Missoula: Rape and the Justice System in a College Town by Jon Krakauer - This book is hard.  It's brutal, in fact.  But it's also incredibly important.  Krakauer dives right into the entitlement that athletes often feel and in fact, are given, by the team, school, town that rallies around them, even when they are accused of horrendous crimes.  While a true story, Krakauer's writing is fluid and almost reads like a novel.  He provides important facts and background information, without ever coming across as a lecturer.  No one is left off the hook here, from the police officers to the attorneys to the community at large.  Some may call Krakauer biased (I'm not one of them), but given the evidence that he presents, it's hard not to see his point.

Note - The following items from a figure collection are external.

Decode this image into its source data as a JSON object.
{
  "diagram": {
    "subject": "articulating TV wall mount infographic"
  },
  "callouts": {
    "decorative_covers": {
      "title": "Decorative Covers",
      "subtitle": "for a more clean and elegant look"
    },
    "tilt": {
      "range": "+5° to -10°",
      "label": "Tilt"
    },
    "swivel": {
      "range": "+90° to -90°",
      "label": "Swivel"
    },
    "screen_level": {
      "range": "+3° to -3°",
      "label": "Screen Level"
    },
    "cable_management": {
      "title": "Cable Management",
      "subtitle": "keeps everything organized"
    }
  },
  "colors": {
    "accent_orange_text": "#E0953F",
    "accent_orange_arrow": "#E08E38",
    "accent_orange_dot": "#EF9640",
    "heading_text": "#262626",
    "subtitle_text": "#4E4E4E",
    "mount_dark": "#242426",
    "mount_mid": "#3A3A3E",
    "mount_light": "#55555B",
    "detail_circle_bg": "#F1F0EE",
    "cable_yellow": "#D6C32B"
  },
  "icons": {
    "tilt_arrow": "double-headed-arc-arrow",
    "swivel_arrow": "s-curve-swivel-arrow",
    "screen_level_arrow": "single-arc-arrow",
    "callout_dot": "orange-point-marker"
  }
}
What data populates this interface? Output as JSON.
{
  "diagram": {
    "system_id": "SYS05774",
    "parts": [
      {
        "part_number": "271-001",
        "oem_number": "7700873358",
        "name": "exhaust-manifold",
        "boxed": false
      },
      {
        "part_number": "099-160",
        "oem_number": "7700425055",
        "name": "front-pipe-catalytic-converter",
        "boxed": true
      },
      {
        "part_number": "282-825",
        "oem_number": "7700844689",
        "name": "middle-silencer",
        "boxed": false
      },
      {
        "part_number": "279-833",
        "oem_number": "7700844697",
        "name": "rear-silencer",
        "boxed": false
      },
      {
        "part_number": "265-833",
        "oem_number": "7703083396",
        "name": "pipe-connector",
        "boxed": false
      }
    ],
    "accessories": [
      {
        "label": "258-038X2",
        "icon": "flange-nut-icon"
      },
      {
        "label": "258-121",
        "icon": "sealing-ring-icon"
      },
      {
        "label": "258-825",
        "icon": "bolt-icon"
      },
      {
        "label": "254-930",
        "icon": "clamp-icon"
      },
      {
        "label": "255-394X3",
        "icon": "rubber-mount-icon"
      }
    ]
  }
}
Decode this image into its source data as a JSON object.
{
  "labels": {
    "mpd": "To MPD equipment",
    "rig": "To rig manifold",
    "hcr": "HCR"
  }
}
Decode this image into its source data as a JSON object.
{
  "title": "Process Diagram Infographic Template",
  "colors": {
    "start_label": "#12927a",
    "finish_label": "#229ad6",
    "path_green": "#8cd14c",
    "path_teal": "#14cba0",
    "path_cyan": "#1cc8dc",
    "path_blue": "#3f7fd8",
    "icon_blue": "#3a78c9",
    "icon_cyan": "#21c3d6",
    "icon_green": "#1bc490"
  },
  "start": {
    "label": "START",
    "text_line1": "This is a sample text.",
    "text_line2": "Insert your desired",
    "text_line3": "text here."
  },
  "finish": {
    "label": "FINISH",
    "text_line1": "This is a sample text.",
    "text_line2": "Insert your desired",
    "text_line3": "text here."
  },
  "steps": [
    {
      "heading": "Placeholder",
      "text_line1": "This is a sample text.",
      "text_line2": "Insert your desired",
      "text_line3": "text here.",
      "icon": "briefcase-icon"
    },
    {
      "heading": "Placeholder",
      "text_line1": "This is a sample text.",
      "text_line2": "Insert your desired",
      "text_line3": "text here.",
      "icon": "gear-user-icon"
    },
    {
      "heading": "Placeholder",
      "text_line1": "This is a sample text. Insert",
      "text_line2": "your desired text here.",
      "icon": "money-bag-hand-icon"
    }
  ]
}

The Invaders by Karolina Waclawiak - Cheryl is a discontented housewife.  Teddy is her drug-addict/dealer stepson, recently kicked out of Dartmouth.  Together, they make a strange pair, but over the course of a summer in their quiet Connecticut coastal town, they find that they share common ground.  Looking at the darker side of a "perfect" world, Waclawiak captures the feel of a wealthy community intent on isolating themselves from anyone they consider less-than.  Both Cheryl and Teddy, although officially part of said community, feel at odds with those attitudes and have become outsiders.  Smart and haunting, this was a good one.